Election 2012: A Referendum on Mediocrity

Someone once offered me a great analogy of being in a dysfunctional relationship. People asked her why she stayed in it so long. She replied, “It’s kind of like being in a room with a bad odor. After awhile, you no longer notice it. Then when you leave the room, you understand immediately.”

This makes me think of American society at present. We have a self-evidently bad President, and a Congress who’s clearly unwilling to tell the truth to voters and face facts. Yet the majority are poised to reelect the same office holders.

It’s as if there’s a “new normal” in America. America has lost its credit rating. The gap between rich and poor — a symptom of a managed or socialist economy, not a capitalist one — is reportedly growing larger, despite an essentially socialist President whose polices have been ruling us. Taxes are about to go through the roof in January and the President we’re about to reelect will do nothing to stop this. Regulations on business are growing all the time, and economic growth is no longer great. While it used to be at least 4 percent of growth a year to be considered a boom or recovery, we’re now in recovery with barely 1 percent. Unemployment is probably closer to 15 percent than 8 percent, and millions of Americans either give up on employment permanently, stay on the government dole, or both.

All of this is the culmination not only of Obama’s wrecking ball of an economic program, but literally decades and decades of Republican-Democrat expansion of government control over society, particularly health care, education and the financial markets. Even five years ago, these economic and social conditions would have been considered disasters. But most of us are getting used to it.

It’s the “new normal” in America. And the widespread indifference to it is what’s most disturbing.

America has become like Western Europe in that respect, and like the woman in that dysfunctional relationship who stopped seeing what was right in front of her every day.

Human beings are very adaptable creatures. That’s one of our strengths. Unfortunately, it sometimes turns against us. When we come to expect less of ourselves, and less is expected of us by others, we get complacent. We get content with what we have. If the whole argument for reelecting Obama could speak freely and without the inhibition of “spin,” it would say: “Come on. It could be worse. And at least I appeal to that part of you who hates the successful guy.” It’s small, it’s mean and it’s uninspiring. Yet it seems to be what most people want, or are willing to settle for.

The issue is deeper than Obama. I will grant that little or nothing of inspiration is being offered in contrast. However, that’s no excuse for at least not rejecting what’s being offered.

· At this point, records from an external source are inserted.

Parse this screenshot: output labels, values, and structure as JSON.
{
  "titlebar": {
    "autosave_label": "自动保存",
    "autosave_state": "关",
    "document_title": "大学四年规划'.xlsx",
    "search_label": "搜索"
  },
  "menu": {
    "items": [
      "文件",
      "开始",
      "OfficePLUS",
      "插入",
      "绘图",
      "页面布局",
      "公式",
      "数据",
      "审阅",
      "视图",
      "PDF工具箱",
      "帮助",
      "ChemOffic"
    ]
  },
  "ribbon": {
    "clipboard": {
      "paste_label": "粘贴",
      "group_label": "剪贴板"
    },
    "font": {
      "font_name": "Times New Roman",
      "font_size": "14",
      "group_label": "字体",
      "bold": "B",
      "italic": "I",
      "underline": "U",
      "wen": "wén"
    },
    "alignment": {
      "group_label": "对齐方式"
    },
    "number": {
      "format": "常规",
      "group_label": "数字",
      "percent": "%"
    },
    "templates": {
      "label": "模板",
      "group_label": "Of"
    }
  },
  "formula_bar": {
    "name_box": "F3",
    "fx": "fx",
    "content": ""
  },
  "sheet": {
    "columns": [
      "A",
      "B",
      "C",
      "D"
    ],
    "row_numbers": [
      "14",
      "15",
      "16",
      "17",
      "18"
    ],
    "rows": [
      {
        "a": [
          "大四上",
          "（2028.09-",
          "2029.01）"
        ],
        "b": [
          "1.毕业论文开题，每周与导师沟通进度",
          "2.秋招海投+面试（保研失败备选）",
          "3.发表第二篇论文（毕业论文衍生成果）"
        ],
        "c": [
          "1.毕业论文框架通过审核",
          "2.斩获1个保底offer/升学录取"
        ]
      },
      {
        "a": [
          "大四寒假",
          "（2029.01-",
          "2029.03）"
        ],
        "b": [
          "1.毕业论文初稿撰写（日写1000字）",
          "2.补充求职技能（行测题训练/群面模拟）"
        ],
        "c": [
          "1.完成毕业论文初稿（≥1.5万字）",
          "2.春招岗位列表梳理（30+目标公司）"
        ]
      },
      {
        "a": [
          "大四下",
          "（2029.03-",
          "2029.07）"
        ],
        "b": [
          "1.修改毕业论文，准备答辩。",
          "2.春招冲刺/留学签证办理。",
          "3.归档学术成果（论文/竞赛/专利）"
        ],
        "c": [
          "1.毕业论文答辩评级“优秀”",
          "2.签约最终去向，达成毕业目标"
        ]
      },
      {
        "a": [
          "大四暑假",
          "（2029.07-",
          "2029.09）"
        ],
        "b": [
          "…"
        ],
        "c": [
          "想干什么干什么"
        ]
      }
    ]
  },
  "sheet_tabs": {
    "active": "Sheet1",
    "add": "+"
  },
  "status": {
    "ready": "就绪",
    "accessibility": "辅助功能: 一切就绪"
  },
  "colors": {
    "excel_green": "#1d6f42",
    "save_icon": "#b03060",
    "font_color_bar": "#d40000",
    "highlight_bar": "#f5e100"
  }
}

The deeper issue is what Ayn Rand has referred to as the “age of mediocrity.” Others have written of the “soft tyranny” of low expectations. Mediocrity is the opposite of being all that you can be. Mediocrity refers to doing as little as you can to get by, doing so resentfully, and seeing those who excel as your enemy. That’s what Obama represents, but there would be no Obama without the prevalence of such a psychological attitude for Obama to “cash in” on.

There’s a saying to the effect of, “Don’t let the perfect be the enemy of the good.” True enough. But the flip side of the same saying should be, “Don’t let your comfort zone be an excuse for not pursuing the good — or the great.”

Psychologically and, quite frankly morally, there’s something wrong with a society dominated by people who don’t want to live around excellence. Envy, the sort perpetrated by the Obamas of the world, is an irrational and despairing human emotion. It’s Obama’s calling card, both in policy and speech.

Obama is more than a welfare statist and socialist in practice. We get those in office all the time, in both parties. What makes Obama different is that he’s explicit about it. He’s not just peddling an expansion of the bad policies that went before him, policies of Big Government control that got us into all this economic trouble in the first place. He’s peddling an attitude that “You didn’t build that.” When he says things like this, he’s not misspeaking. I believe he knows exactly what he’s doing. He’s speaking to that part of too many people, the part willing to settle.

In order to settle, you must first get rid of the threat of excellence. Instead of encouraging people to rejoice in excellence and success and prosperity — as a true leader would do — Obama seeks to tear them down. By claiming that the doers and achievers of the world “didn’t build that” he’s hoping that the great majority of people will think — or at least feel — “He’s right. I’m sick of these know-it-alls claiming everything for themselves.”

By attacking the best and brightest of society, and the only system (freedom, including unfettered capitalism) which makes it all possible, Obama is attacking the best within the human spirit. He’s undermining the only things that make happiness on earth possible: Achievement — your own, and others’.

Will a majority of Americans soon endorse this explicit endorsement of mediocrity for its own sake, in the form of an election that is deeper than mere politics? We will soon know.